Key Takeaways
- Sector: Technology Software & Gaming.
- Geography: United States.
Analysis
Insight Partners has appointed Amir Malayery as Managing Director to spearhead the firm's initiative in venture and growth secondaries. The move marks a deliberate push by the software-focused investor to expand liquidity solutions for founders and early backers while leveraging its deep operational knowledge of technology companies.
Malayery arrives with a concentrated background in secondary transactions and a broader track record in technology investing. He spent the most recent chapter of his career at Industry Ventures, where he helped shape technology-focused secondary investments, and earlier worked on tech and internet deals at Summit Partners. Over his career he has overseen investments and secondary commitments totaling more than $1 billion.
The appointment enhances a strategy that builds on Insight’s decades-long software expertise. The firm emphasises an asset-centric approach to secondaries: prioritising companies it already knows through prior relationships, proprietary diligence and a long-term view of growth and exit paths. Insight highlights its scale in the market — including more than 875 companies backed and over 55 portfolio exits by IPO — and the firm’s sizeable footprint, counted as $90B in AUM as of mid‑2025.
Deven Parekh, a senior leader at Insight, framed the hire as part of a broader response to an evolving secondary market. "As the secondary opportunity set enlarges, applying Insight’s operational playbook to venture and growth secondaries can unlock tailored liquidity solutions," he said.

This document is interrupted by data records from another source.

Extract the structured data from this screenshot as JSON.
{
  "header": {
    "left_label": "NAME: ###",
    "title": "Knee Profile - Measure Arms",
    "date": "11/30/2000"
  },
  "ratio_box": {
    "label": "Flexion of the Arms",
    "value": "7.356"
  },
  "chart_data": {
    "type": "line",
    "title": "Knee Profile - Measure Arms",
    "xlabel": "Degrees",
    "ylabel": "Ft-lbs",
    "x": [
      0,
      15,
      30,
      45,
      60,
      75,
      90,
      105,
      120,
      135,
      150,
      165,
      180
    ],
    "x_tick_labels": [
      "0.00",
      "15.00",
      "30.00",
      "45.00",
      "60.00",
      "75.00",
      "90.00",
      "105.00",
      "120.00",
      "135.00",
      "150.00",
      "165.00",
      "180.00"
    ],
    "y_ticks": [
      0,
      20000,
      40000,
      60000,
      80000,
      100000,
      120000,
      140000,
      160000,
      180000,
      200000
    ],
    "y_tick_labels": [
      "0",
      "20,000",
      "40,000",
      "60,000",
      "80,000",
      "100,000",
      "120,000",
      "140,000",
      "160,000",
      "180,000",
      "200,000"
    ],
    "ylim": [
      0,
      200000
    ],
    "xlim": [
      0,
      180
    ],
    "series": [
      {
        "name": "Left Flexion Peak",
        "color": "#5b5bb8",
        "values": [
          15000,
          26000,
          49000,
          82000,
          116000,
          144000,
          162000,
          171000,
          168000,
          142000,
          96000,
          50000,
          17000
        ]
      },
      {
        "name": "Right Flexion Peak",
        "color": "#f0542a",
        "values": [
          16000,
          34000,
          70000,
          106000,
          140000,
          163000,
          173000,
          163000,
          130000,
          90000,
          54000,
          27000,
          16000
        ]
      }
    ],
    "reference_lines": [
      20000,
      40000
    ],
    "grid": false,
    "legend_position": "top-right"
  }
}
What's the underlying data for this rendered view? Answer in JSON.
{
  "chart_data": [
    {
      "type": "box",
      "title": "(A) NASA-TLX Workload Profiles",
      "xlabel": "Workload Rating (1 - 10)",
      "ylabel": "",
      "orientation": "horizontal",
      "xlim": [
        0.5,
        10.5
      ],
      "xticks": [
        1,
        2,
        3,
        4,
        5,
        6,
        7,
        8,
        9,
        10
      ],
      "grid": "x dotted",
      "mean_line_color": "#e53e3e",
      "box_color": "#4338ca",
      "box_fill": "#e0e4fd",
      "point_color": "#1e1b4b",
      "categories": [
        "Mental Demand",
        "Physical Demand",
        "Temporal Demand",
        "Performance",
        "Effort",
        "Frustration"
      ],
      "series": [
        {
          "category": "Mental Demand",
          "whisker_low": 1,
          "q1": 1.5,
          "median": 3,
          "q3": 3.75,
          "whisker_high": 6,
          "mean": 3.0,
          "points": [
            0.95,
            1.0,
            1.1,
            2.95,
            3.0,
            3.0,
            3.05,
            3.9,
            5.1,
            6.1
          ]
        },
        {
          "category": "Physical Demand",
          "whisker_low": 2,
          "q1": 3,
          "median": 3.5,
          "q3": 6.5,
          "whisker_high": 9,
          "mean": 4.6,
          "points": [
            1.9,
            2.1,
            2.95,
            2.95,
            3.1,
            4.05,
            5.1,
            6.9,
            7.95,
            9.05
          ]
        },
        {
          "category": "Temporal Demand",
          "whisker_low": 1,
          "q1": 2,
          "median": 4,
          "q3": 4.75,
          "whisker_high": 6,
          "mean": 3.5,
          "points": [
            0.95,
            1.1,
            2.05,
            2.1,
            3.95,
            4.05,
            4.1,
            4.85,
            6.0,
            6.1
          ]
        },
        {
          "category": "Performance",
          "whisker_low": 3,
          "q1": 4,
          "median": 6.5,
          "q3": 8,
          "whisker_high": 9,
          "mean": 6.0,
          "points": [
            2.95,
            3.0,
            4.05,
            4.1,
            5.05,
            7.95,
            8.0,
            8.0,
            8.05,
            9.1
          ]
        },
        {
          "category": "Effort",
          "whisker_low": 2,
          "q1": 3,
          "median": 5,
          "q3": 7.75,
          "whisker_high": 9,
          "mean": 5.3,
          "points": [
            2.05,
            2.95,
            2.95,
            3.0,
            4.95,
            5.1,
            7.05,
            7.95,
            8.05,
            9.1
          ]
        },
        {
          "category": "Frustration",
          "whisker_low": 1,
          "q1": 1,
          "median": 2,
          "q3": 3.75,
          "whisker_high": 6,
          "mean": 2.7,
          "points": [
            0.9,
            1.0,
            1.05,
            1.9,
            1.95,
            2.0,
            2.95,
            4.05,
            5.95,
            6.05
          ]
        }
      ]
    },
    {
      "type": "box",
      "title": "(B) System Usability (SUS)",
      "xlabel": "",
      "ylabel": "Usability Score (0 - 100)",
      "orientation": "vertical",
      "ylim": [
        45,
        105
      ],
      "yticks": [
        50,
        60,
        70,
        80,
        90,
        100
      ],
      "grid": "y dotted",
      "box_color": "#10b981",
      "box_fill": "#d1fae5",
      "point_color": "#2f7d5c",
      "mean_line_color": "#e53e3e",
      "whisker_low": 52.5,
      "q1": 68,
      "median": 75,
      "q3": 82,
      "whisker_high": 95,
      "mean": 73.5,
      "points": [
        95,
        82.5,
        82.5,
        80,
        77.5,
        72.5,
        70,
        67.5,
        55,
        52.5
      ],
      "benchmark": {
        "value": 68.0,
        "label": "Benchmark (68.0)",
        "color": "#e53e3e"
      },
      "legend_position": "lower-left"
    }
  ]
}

Malayery’s specialist experience is expected to help scale the capability and widen the firm’s set of options for founders and investors.
The timing comes as the secondaries landscape matures: limited partners and founders increasingly seek flexible liquidity pathways outside traditional IPO or trade-sale timelines. Insight’s strategy will aim to combine its software sector intelligence and long-standing industry contacts with bespoke secondary structures — direct and indirect — to address that demand. The firm also signals it will rely on its internal operating resources to support portfolio companies through transitions when secondary transactions occur.
Beyond investing, Malayery brings operator experience: he founded and led an ecommerce startup that developed universal mobile checkout tools. He holds an MBA from Harvard Business School and undergraduate and graduate degrees from Stanford. In his new role as Managing Director he said he intends to work closely with LPs, founders and management teams to design practical liquidity plans that preserve long‑term growth potential.